Manning’s first column for The Guardian said Obama’s election in 2008 was a political awakening for her. Manning wrote Obama left behind “hints of a progressive legacy,” but very few permanent accomplishments.

“This vulnerable legacy should remind us that what we really need is a strong and unapologetic progressive to lead us,” Manning wrote. “What we need as well is a relentless grassroots movement to hold that leadership accountable.”

Evan Greer, campaign director of the non-profit organization Fight for the Future and a close supporter of Manning while she was imprisoned, said the news is exciting.

“Chelsea Manning has fought for freedom and sacrificed for it in ways that few others have,” Greer wrote in an e-mail. “The world is a better place with her as a free woman, and this latest news makes it clear she is only beginning to make her mark on it.”

Todd Eberly, a political science professor at St. Mary’s College, said Trump’s unexpected rise to chief executive opened the door for political neophytes, such as Manning.

“My initial thought quite literally was, ‘Donald Trump is president, Oprah Winfrey is the leading contender for Democrats in 2020, why the hell not Chelsea Manning in the U.S. Senate?’” he said.

In today’s polarized landscape, Manning could expand her following simply with a virulent anti-Trump message.

“We live in a world now where the old rules of politics don’t seem to matter anymore,” Eberly said. “We don’t care about experience and qualifications. We seem to care about how a candidate makes us feel.”

Judging from her past statements, Manning’s brand could be one of “unapologetic progressivism, no compromise, take no prisoners,” he said.

Manning enlisted in the military in 2007 and was deployed to Iraq two years later as an intelligence analyst, according to her web site.

In 2010, Manning was arrested after she provided a trove of nearly 750,000 documents to Wikileaks that included documents about the war efforts in Iraq and Afghanistan, State Department cables, and information about prisoners in Guantanamo Bay.

Manning’s high-profile leak drew media coverage around the world. U.S. officials said the material placed the lives of U.S. soldiers and Afghan informants at risk, but Manning said she had a duty to inform the public about how the U.S. was conducting its wars.

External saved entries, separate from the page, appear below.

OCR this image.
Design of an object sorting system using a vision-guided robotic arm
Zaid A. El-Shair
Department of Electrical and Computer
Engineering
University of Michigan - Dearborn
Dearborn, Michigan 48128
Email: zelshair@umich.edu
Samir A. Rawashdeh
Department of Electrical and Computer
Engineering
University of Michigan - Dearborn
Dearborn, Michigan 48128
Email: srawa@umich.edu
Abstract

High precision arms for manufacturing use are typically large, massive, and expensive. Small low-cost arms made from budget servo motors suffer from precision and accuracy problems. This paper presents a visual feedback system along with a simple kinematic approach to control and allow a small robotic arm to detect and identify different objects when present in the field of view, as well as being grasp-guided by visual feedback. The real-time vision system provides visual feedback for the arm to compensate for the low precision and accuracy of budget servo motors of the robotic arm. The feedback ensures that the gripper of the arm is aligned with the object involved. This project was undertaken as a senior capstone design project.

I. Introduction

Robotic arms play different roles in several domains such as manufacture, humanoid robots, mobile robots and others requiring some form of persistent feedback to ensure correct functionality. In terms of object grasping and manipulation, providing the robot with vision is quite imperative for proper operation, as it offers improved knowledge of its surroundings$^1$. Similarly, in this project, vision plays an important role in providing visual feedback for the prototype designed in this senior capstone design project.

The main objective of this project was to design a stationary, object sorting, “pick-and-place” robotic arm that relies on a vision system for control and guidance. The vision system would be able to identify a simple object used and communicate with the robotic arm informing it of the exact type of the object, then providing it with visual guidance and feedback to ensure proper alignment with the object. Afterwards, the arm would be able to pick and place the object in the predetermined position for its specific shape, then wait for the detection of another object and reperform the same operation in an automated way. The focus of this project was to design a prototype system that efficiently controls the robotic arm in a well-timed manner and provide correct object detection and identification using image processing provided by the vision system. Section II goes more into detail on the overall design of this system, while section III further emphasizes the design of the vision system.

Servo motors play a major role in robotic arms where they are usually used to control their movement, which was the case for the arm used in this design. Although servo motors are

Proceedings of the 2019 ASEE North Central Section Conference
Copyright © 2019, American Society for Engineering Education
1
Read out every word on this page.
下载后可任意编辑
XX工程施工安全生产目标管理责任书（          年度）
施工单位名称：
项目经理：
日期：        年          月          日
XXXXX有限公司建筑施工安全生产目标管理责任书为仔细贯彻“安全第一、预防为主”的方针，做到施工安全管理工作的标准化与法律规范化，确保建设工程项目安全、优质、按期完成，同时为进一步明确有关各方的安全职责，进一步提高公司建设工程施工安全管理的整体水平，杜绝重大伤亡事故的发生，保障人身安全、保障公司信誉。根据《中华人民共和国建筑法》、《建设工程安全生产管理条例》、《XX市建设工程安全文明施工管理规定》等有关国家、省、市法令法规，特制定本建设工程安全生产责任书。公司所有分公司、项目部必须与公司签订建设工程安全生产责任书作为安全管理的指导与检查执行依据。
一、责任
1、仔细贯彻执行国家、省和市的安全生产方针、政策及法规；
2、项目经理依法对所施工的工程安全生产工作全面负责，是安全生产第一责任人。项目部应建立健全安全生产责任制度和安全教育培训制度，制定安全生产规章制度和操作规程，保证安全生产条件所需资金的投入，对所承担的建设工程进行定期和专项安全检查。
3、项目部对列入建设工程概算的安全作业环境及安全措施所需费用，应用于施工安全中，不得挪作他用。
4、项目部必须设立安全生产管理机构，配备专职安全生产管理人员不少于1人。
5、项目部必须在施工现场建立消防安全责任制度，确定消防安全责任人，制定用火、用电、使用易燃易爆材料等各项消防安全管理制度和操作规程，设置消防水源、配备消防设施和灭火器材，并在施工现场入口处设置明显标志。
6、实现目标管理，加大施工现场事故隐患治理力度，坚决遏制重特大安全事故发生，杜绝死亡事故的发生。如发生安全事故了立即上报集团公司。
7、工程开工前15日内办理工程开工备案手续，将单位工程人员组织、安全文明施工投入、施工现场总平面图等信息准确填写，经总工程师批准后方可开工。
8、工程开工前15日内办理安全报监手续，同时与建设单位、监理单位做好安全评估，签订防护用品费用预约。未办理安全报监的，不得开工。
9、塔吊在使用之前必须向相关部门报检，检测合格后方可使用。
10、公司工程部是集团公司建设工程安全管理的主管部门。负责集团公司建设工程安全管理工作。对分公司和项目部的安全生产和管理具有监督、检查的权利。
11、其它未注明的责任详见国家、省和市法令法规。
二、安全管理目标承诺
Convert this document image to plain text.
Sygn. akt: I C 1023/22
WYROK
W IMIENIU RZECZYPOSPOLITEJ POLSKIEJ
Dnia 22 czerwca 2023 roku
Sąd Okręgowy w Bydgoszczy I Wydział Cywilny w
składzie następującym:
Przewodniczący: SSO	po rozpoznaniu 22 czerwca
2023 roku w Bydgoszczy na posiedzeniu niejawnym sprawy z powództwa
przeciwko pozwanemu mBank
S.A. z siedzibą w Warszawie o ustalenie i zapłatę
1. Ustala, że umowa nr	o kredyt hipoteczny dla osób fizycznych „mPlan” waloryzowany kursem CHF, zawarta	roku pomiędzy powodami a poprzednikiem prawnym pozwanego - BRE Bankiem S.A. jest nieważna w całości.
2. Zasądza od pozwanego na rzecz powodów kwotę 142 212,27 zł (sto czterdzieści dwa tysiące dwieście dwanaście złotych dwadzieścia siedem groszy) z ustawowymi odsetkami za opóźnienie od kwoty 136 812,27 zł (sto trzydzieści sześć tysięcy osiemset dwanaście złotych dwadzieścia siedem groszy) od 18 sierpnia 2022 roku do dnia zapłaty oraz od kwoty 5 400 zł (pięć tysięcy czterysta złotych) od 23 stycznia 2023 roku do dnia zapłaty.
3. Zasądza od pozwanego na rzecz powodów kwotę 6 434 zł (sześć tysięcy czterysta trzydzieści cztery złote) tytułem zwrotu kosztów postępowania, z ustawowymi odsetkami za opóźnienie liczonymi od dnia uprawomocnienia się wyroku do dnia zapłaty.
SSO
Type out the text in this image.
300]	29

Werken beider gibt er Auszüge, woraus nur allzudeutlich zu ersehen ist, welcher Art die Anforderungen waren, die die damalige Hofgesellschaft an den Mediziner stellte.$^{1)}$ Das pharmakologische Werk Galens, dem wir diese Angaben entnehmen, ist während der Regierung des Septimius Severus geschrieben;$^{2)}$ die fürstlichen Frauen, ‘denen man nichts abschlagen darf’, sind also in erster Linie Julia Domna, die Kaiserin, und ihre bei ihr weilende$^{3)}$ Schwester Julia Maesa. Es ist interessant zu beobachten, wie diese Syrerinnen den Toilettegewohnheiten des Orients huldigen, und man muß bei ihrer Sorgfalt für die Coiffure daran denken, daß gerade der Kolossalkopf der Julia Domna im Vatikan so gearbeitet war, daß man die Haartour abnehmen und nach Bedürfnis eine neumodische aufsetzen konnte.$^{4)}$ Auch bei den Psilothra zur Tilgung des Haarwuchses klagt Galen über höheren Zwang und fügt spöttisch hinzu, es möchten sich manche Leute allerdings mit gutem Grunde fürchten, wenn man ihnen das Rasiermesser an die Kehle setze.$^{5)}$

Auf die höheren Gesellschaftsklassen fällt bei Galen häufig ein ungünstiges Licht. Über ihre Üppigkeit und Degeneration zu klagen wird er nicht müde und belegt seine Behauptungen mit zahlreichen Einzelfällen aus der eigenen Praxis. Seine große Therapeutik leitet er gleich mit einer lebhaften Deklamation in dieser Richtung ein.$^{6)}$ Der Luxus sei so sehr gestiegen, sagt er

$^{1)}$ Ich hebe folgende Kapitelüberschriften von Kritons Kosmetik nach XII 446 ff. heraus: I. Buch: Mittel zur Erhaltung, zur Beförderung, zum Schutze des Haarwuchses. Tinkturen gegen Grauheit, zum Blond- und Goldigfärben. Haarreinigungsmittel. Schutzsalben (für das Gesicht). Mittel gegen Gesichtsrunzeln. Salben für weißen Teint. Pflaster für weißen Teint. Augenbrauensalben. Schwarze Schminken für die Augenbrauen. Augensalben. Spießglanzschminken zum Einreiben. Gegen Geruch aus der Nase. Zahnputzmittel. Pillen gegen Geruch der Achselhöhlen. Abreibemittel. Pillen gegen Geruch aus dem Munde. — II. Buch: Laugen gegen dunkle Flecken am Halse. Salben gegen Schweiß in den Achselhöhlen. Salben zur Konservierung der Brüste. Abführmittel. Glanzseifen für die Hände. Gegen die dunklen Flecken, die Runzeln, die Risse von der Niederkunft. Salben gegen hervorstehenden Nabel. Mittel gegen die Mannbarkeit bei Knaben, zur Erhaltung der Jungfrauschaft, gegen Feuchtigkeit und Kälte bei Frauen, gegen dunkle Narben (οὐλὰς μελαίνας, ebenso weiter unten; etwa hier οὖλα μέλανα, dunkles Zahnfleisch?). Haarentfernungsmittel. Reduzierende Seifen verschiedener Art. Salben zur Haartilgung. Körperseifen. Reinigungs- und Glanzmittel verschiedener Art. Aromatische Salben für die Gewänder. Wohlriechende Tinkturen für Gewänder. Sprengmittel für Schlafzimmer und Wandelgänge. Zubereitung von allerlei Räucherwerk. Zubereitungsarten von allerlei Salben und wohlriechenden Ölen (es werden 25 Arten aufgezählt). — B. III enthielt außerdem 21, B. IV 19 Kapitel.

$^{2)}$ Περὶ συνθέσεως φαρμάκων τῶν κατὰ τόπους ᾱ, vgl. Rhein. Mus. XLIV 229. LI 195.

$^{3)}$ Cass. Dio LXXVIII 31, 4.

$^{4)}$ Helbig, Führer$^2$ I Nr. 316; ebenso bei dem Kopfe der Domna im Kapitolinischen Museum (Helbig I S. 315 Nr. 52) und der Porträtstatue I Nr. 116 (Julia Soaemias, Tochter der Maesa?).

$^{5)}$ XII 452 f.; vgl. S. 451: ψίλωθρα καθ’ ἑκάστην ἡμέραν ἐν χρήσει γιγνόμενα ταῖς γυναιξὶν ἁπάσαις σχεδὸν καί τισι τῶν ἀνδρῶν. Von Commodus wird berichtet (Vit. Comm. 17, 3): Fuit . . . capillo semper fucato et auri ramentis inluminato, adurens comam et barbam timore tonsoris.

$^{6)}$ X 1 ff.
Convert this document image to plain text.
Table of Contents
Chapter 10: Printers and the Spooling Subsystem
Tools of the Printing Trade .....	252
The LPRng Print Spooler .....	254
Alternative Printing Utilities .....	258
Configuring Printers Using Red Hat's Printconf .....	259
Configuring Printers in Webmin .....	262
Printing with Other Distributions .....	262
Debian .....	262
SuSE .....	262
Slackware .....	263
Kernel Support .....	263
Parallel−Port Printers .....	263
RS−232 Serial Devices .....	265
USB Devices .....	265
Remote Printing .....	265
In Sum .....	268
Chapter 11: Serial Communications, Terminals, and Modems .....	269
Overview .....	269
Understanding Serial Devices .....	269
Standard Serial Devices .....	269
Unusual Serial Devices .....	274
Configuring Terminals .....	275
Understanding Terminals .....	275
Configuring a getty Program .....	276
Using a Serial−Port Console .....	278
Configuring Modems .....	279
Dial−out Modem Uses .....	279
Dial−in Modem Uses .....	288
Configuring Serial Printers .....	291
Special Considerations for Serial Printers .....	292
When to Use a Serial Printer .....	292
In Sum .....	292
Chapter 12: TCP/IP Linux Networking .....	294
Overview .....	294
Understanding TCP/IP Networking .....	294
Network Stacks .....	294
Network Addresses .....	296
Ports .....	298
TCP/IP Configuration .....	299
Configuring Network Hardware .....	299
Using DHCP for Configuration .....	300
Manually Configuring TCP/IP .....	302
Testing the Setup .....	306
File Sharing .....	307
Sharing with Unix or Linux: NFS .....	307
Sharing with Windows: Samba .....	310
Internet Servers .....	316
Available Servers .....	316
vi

Three years later, Manning was convicted of multiple counts, including violating the Espionage Act, and received a lengthy sentence. While serving time at Ft. Leavenworth, Manning attempted suicide and went on a hunger strike, before the Army approved her for gender reassignment surgery.

Her case remains politically divisive. She has been lauded as a hero by some on the left, but also decried as a traitor by many, including President Trump.

Manning was born in Oklahoma City in 1987 and lived in the United Kingdom for four years, before eventually deciding to enlist in the Army.

Manning’s felony convictions do not appear to bar her from running for Senate. The Constitution simply requires Senators to be 30 years of age, citizens of the United States and residents of the state in which they are seeking office.

Katherine Shaver contributed to this report.